No hospital Policlínico Gemelli, em Roma, Francisco debate-se com a sua saúde frágil e, fontes ligadas ao Vaticano, terão dito que o papa acredita que dificilmente sobreviverá a esta batalha, tendo dado indicações para que se comece a preparar os novos tempos após a sua morte, acionando os mecanismos legais para que se comece a tratar do novo homem que irá estar à frente da Igreja Católica. Pragmático, o argentino foi o primeiro dos seus pares a falar abertamente sobre a morte para garantir que deixar esta vida não o assusta. "Não tenho medo da morte e imagino-a em Roma", admitiu Francisco, que falou sempre abertamente sobre as suas questões de saúde, internamentos e até sobre um tema nunca antes abordado no Vaticano: a saúde mental, com o papa a revelar que chegou a fazer psicoterapia para 'arrumar gavetas' e encaixar algumas questões.
Quando chegou a São Pedro, não quis, aliás, que nada ficasse escondido, entre dentes, por dizer e a sua condição foi exposta como num raio-x, com o Vaticano a revelar então que o novo Papa não tinha parte de um pulmão, como resultado de uma cirurgia realizada quando este tinha apenas 21 anos, e foi hospitalizado na sequência de uma gripe asiática.
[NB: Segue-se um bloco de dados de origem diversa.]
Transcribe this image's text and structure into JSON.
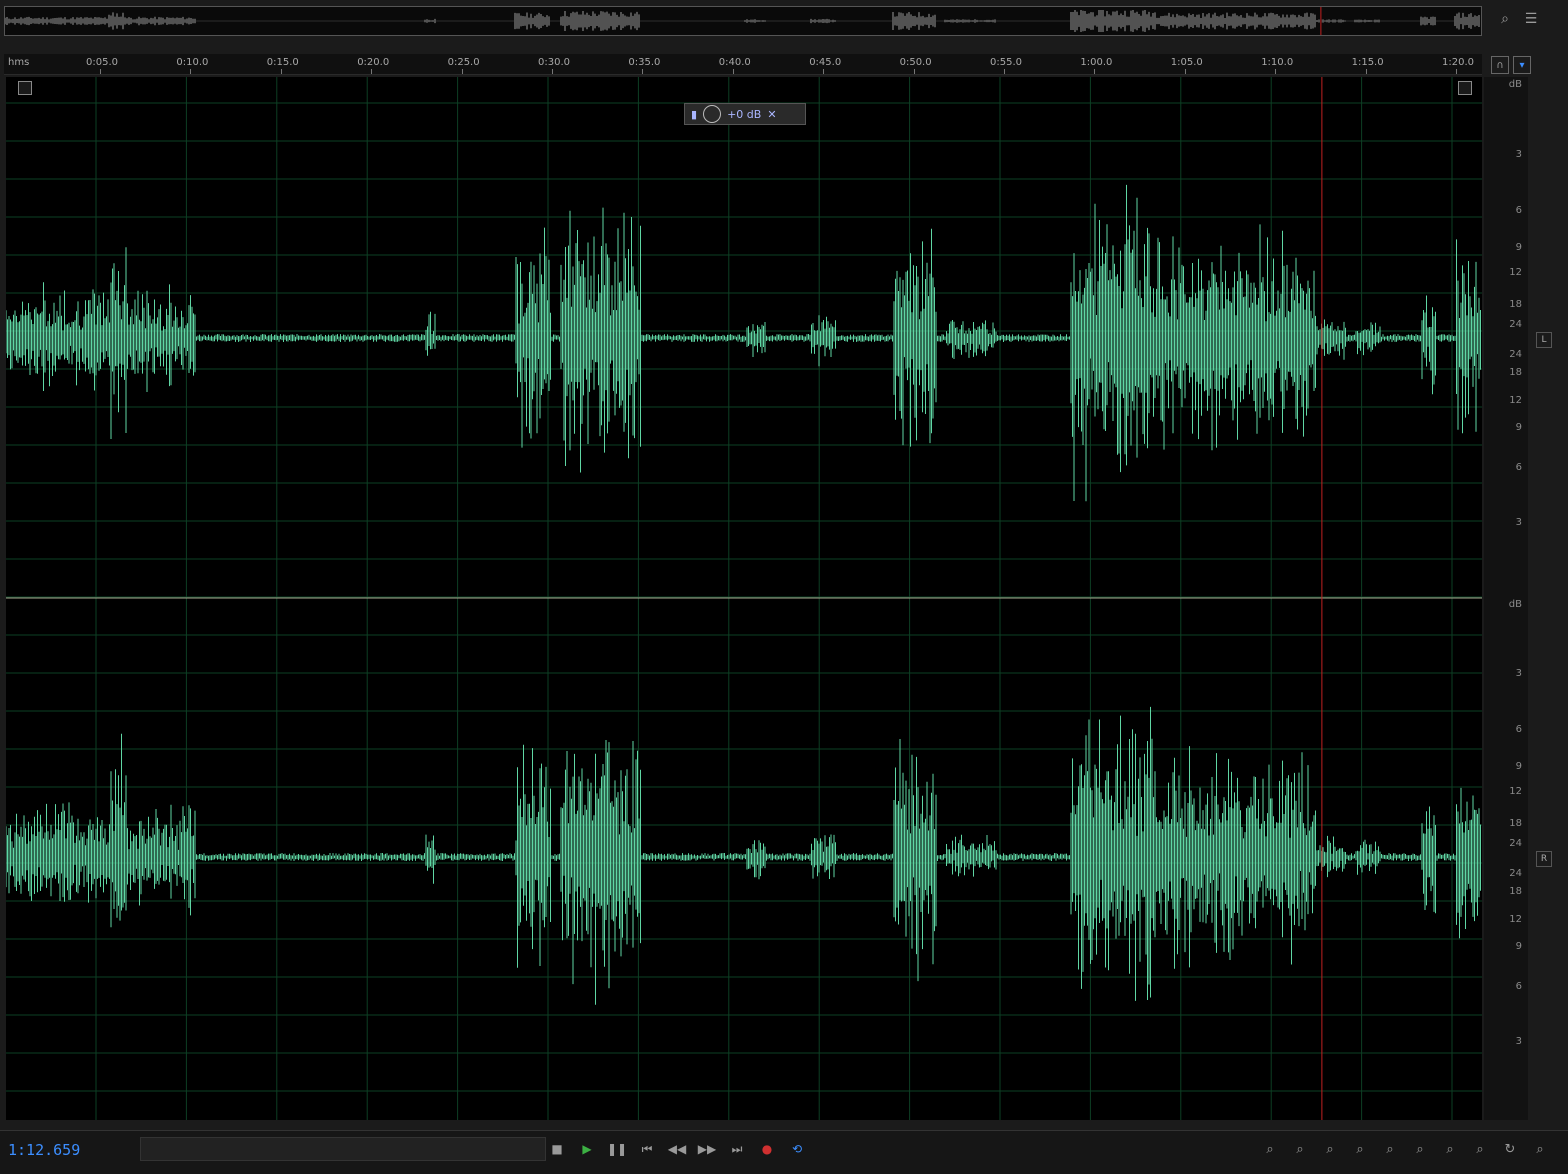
{
  "ruler": {
    "unit": "hms",
    "ticks": [
      "0:05.0",
      "0:10.0",
      "0:15.0",
      "0:20.0",
      "0:25.0",
      "0:30.0",
      "0:35.0",
      "0:40.0",
      "0:45.0",
      "0:50.0",
      "0:55.0",
      "1:00.0",
      "1:05.0",
      "1:10.0",
      "1:15.0",
      "1:20.0"
    ]
  },
  "hud": {
    "gain_label": "+0 dB"
  },
  "db_scale": {
    "unit": "dB",
    "top_channel": [
      "3",
      "6",
      "9",
      "12",
      "18",
      "24",
      "24",
      "18",
      "12",
      "9",
      "6",
      "3"
    ],
    "bottom_channel": [
      "3",
      "6",
      "9",
      "12",
      "18",
      "24",
      "24",
      "18",
      "12",
      "9",
      "6",
      "3"
    ]
  },
  "channels": {
    "left": "L",
    "right": "R"
  },
  "transport": {
    "current_time": "1:12.659"
  },
  "playhead": {
    "time_seconds": 72.659,
    "duration_seconds": 81.5
  },
  "colors": {
    "waveform": "#5fd6a4",
    "grid": "#0d3f24",
    "playhead": "#c02020",
    "time": "#3c8eff"
  },
  "icons": {
    "overview_zoom": "magnifier-icon",
    "menu": "hamburger-icon",
    "snap": "magnet-icon",
    "marker": "marker-icon",
    "stop": "stop-icon",
    "play": "play-icon",
    "pause": "pause-icon",
    "to_start": "skip-back-icon",
    "rewind": "rewind-icon",
    "forward": "fast-forward-icon",
    "to_end": "skip-forward-icon",
    "record": "record-icon",
    "loop": "loop-icon"
  }
}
Na sua biografia 'Esperança', que antecipou para que saísse ainda em vida, Francisco descreve esse momento como um dos mais desafiantes da sua existência, um ponto de viragem até, uma vez que aquilo que viveria no hospital pôs à prova a sua resiliência, a sua fé, com o papa a garantir que foi apenas depois desse momento, que o colocou, pela primeira vez diante da perspetiva da morte, que tomou a decisão de entrar como noviço na Companhia de Jesus.
"Os médicos disseram que tinha três grandes quistos no pulmão e que era necessário intervir cirurgicamente e o mais depressa possível. Operaram-me. Foi um forte sofrimento. Muito forte. Naquele tempo, procedia-se fazendo uma incisão no tórax e separando depois as costelas com um instrumento específico, e isso já era um trauma que deixava marca. Removeram-me o lobo superior direito, mas o tempo da dor não acabara", conta o Santo padre, revelando que o pós-operatório foi igualmente difícil devido aos tratamentos invasivos.
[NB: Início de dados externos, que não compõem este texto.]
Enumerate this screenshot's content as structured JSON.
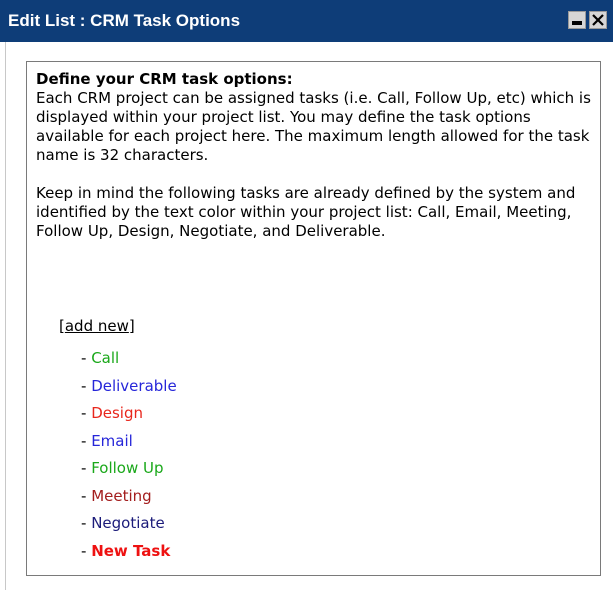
{
  "window": {
    "title": "Edit List : CRM Task Options"
  },
  "intro": {
    "heading": "Define your CRM task options:",
    "paragraph1": "Each CRM project can be assigned tasks (i.e. Call, Follow Up, etc) which is displayed within your project list. You may define the task options available for each project here. The maximum length allowed for the task name is 32 characters.",
    "paragraph2": "Keep in mind the following tasks are already defined by the system and identified by the text color within your project list: Call, Email, Meeting, Follow Up, Design, Negotiate, and Deliverable."
  },
  "add_new": {
    "open_bracket": "[",
    "label": "add new",
    "close_bracket": "]"
  },
  "tasks": [
    {
      "label": "Call",
      "color": "#1aa81a",
      "bold": false
    },
    {
      "label": "Deliverable",
      "color": "#2626d9",
      "bold": false
    },
    {
      "label": "Design",
      "color": "#e8261c",
      "bold": false
    },
    {
      "label": "Email",
      "color": "#2626d9",
      "bold": false
    },
    {
      "label": "Follow Up",
      "color": "#1aa81a",
      "bold": false
    },
    {
      "label": "Meeting",
      "color": "#a31d1d",
      "bold": false
    },
    {
      "label": "Negotiate",
      "color": "#1c1c7a",
      "bold": false
    },
    {
      "label": "New Task",
      "color": "#ee1111",
      "bold": true
    }
  ],
  "colors": {
    "titlebar": "#0e3d78",
    "title_text": "#ffffff"
  }
}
"O sofrimento não desaparecera, mas assumia um valor diferente, um significado", explicou o argentino que nos últimos anos tem sofrido muito com quadros infecciosos respiratórios, que o debilitam na terceira idade.
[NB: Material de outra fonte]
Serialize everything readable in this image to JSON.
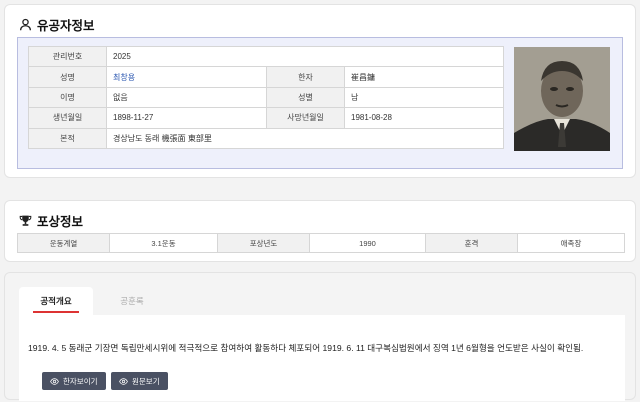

Enquanto Papa, sempre revelou que considerava o papado um "papel para a vida" e daí preservar ao máximo a sua saúde, mas fez questão de acautelar a sua morte, definindo como queria que fossem as suas cerimónias fúnebres e onde desejaria ser enterrado, algo em que, mais uma vez, Francisco rompe convenções. Tratou de mudar tudo o que estava estabelecido, simplificando em primeiro lugar as cerimónias fúnebres, que considerava com protocolo em excesso. "Simplificámos bastante todo o processo. Na verdade, isto tinha de ser feito e serei o primeiro a exemplificá-lo", disse, não especificando ao certo todas as mudanças. No entanto, acredita-se que uma das principais se prenda com a duração das exéquias, conhecidas por serem celebradas ao longo de nove dias. Um tempo considerado excessivo, principalmente por causa da decomposição do cadáver, até mesmo com as técnicas inovadoras dos nossos dias, e do odor que este liberta.
Depois do funeral, Francisco revelou também que, ao contrário da maioria dos seus antecessores, não pretende ser enterrado no interior do Vaticano, tendo escolhido a Basílica de Santa María Maggiore como sítio onde quer que sejam acolhidos os seus restos mortais, confirmando assim a sua devoção àquele que é conhecida como a Virgem dos romanos. Tudo isto foi revelado numa das últimas grandes entrevistas dadas pelo Papa, que fica na história como um homem peculiar, aberto e que nunca teve medo de abordar questões que antes eram tabu para a Igreja. Talvez a sua história de vida assim o tenha ditado. Francisco cresceu na Argentina, num bairro onde tanto esfolava os joelhos a jogar à bola com os amigos como se debatia com os problemas das vizinhas, muitas delas prostitutas, com as quais soube manter uma amizade até quando já tinha sido confirmado como Santo Padre. Porque para ele, o que o envergonha são outras coisas, faltas de respeito que em nada se prendem com escolhas ideológicas e questões que colocou em cima na mesa de uma Igreja, que precisava deste abanão.